Hi folks,
I'm having a problem with a Pig job I wrote, it is throwing exceptions
in the map phase. I'm using the latest SVN of Pig, compiled against
the Hadoop15 jar included in SVN. My cluster is running Hadoop 0.15.1
on Java 1.6.0_03. Here's the pig job (which I ran through grunt):
A = LOAD 'netflix/netflix.csv' USING PigStorage(',') AS
(movie,user,rating,date);
B = GROUP A BY movie;
C = FOREACH B GENERATE group, COUNT(A.user) as ratingcount,
AVG(A.rating) as averagerating;
D = ORDER C BY averagerating;
STORE D INTO 'output/output.tsv';
A large number of jobs fail (but not all, some succeed) with the
following exception:
error: Error message from task (map) tip_200712051644_0002_m_000003
java.lang.RuntimeException: Unexpected data while reading tuple from
binary file
at org.apache.pig.impl.io.DataBagFileReader$myIterator.next(DataBagFileReader.java:81)

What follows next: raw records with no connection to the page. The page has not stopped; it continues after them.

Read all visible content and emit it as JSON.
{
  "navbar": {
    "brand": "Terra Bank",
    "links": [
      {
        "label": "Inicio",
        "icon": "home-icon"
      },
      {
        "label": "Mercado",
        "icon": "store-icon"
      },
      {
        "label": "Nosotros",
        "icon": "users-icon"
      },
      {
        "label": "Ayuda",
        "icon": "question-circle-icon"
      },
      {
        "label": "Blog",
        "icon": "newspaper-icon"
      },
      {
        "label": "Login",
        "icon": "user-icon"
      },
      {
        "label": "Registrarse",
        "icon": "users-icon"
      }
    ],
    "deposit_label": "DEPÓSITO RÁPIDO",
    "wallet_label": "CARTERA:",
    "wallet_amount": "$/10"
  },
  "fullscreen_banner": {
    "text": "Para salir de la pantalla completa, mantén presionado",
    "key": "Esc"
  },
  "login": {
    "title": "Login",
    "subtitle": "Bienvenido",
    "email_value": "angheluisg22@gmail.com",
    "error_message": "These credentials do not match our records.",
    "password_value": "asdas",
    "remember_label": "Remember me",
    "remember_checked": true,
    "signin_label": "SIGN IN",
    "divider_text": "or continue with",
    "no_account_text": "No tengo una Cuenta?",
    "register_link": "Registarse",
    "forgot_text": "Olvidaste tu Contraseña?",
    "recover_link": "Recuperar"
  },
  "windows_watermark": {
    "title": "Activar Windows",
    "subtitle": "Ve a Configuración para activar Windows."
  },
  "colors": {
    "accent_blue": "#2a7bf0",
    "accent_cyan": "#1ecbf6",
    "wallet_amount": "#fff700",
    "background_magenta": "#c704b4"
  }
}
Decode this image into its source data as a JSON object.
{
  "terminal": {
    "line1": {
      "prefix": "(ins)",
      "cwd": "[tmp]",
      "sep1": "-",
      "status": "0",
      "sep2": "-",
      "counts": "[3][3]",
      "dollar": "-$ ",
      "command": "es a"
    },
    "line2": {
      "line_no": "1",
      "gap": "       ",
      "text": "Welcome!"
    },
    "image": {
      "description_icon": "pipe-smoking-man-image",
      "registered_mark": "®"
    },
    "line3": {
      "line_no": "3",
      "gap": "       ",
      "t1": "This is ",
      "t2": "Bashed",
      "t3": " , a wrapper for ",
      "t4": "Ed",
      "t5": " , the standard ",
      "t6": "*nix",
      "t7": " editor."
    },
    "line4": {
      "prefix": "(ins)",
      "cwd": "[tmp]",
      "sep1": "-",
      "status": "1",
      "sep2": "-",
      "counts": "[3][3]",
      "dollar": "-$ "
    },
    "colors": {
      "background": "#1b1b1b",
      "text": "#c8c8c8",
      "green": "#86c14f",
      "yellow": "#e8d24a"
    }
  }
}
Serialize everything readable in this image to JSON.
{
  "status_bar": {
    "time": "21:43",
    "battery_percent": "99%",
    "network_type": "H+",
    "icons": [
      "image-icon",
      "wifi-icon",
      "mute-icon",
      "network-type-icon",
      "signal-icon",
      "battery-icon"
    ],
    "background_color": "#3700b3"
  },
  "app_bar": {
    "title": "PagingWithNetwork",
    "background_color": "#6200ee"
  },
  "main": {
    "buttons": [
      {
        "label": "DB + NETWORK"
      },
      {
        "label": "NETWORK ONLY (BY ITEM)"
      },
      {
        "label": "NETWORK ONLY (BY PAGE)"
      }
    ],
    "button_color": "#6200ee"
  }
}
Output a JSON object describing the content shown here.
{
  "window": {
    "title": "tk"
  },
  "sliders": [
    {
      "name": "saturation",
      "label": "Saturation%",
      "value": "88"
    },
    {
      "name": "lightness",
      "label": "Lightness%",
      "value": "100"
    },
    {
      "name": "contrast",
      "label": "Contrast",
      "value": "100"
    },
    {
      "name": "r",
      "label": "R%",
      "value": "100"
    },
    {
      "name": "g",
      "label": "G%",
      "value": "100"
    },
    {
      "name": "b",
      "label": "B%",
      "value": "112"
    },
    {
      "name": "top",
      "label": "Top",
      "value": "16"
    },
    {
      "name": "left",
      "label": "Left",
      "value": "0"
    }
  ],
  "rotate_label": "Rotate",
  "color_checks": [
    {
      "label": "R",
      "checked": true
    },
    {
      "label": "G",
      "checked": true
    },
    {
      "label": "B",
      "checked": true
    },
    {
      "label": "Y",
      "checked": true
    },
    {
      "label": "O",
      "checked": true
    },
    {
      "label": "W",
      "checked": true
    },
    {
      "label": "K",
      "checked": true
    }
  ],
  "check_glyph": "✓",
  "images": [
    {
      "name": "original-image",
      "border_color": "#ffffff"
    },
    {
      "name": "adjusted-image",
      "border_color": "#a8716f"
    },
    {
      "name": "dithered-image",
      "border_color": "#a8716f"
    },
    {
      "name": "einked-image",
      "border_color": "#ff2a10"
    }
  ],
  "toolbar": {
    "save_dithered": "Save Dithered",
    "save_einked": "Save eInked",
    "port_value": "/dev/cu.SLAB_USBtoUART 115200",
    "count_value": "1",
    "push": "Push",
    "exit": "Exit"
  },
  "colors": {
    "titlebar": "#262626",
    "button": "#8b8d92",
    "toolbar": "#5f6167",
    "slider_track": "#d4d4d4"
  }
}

at org.apache.pig.impl.io.DataBagFileReader$myIterator.next(DataBagFileReader.java:41)
at org.apache.pig.impl.eval.collector.DataCollector.addToSuccessor(DataCollector.java:89)
at org.apache.pig.impl.eval.SimpleEvalSpec$1.add(SimpleEvalSpec.java:35)
at org.apache.pig.impl.eval.GenerateSpec$CrossProductItem.exec(GenerateSpec.java:273)
at org.apache.pig.impl.eval.GenerateSpec$1.add(GenerateSpec.java:86)
at org.apache.pig.impl.eval.EvalSpec.simpleEval(EvalSpec.java:216)
at org.apache.pig.impl.eval.FuncEvalSpec$1.add(FuncEvalSpec.java:105)
at org.apache.pig.impl.eval.GenerateSpec$CrossProductItem.(GenerateSpec.java:77)
at org.apache.pig.impl.mapreduceExec.PigCombine.reduce(PigCombine.java:101)
at org.apache.hadoop.mapred.MapTask$MapOutputBuffer.combineAndSpill(MapTask.java:439)
at org.apache.hadoop.mapred.MapTask$MapOutputBuffer.sortAndSpillToDisk(MapTask.java:418)
at org.apache.hadoop.mapred.MapTask$MapOutputBuffer.collect(MapTask.java:364)
at org.apache.pig.impl.mapreduceExec.PigMapReduce$MapDataOutputCollector.add(PigMapReduce.java:309)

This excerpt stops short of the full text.